Activity of RNase-activated AID attached to GST-Sepharose beads. (a) Inhibition of AID-catalyzed dC → dU deamination on ssDNA substrate by exogenous RNA. AID attached to GST resin was activated by RNaseA as described for Fig. 2. Activated AID beads (25 μl) were preincubated with 1.25 μg of mRNA (from Ramos cells), tRNA (E. coli), or total RNA (heart cells) for 3 min at 37°C and used in the deamination reaction with ssDNA substrate. The fraction of dC → dU conversion is indicated at the bottom of the gel as dC → dU (%). (b) AID does not deaminate dC in RNA–DNA hybrid or C in ssRNA. RNA–DNA hybrid or ssRNA was incubated in the reaction buffer at 37°C for 5 min in the presence or absence of activated AID-GST beads.
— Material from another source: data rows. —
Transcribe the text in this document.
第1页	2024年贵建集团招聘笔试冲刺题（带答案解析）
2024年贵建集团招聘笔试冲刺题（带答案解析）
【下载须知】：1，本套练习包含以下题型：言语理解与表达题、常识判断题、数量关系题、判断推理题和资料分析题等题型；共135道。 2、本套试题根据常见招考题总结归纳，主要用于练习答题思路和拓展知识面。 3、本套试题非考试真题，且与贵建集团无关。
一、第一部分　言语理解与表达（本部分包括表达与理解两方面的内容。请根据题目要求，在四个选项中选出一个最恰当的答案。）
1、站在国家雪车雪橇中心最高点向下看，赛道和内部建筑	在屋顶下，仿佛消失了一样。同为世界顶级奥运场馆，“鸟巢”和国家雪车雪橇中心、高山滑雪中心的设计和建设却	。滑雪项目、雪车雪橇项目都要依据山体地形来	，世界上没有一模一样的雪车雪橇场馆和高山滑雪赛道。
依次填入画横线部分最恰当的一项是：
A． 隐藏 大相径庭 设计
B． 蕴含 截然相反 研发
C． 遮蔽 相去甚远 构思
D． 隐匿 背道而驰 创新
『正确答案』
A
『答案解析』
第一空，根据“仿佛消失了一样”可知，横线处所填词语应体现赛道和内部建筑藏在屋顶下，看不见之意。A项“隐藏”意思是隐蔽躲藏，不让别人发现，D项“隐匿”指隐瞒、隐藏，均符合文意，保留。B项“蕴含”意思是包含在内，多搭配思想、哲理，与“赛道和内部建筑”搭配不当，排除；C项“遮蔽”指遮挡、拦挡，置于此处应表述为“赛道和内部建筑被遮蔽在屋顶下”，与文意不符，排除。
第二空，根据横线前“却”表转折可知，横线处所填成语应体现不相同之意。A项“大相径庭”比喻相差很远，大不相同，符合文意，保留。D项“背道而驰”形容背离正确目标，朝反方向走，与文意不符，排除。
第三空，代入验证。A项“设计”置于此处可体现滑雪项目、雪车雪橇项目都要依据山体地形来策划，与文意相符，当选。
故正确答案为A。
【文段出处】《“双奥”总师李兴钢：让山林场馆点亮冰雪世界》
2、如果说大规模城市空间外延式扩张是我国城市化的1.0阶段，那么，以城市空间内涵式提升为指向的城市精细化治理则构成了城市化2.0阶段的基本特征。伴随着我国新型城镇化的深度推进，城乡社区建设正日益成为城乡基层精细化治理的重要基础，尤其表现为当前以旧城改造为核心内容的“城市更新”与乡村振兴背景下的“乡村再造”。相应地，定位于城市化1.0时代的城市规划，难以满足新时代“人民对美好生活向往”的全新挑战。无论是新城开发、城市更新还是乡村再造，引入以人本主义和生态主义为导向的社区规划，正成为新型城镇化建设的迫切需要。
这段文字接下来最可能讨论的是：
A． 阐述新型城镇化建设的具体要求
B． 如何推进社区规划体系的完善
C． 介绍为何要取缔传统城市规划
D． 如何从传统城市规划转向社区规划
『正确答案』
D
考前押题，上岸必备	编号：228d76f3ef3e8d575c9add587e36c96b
The deamination product for ssRNA was analyzed by assay 2, in which avian myeloblastosis virus reverse transcriptase was used instead of T7 sequenase.

Figure 4

AID-deamination activities. (a) Time course for AID (200 nM)-catalyzed dC → dU conversion on ssDNA (100 nM) in the presence of 1 μg of RNaseA (filled circles) or 0.1 μg of RNaseA, for which either RNase inhibitor was absent (open circles) or absent at t = 0 and added to the reaction at t = 5 min (see arrow) (filled triangles). (b) AID-catalyzed deamination rates as a function of AID concentration for various cytosine-containing substrates. Filled circles, dC → dU on ssDNA; filled triangles, 5-MeC → T on ssDNA (in 5′-CpG sequence context); open circles, 5-MeC → T on ssDNA (in non-5′-CpG sequence context). (Inset) AID-catalyzed deamination rates as a function of AID concentration for the free deoxynucleoside, CdR (open circles), and free nucleoside, CR (filled circles), in the absence of RNase.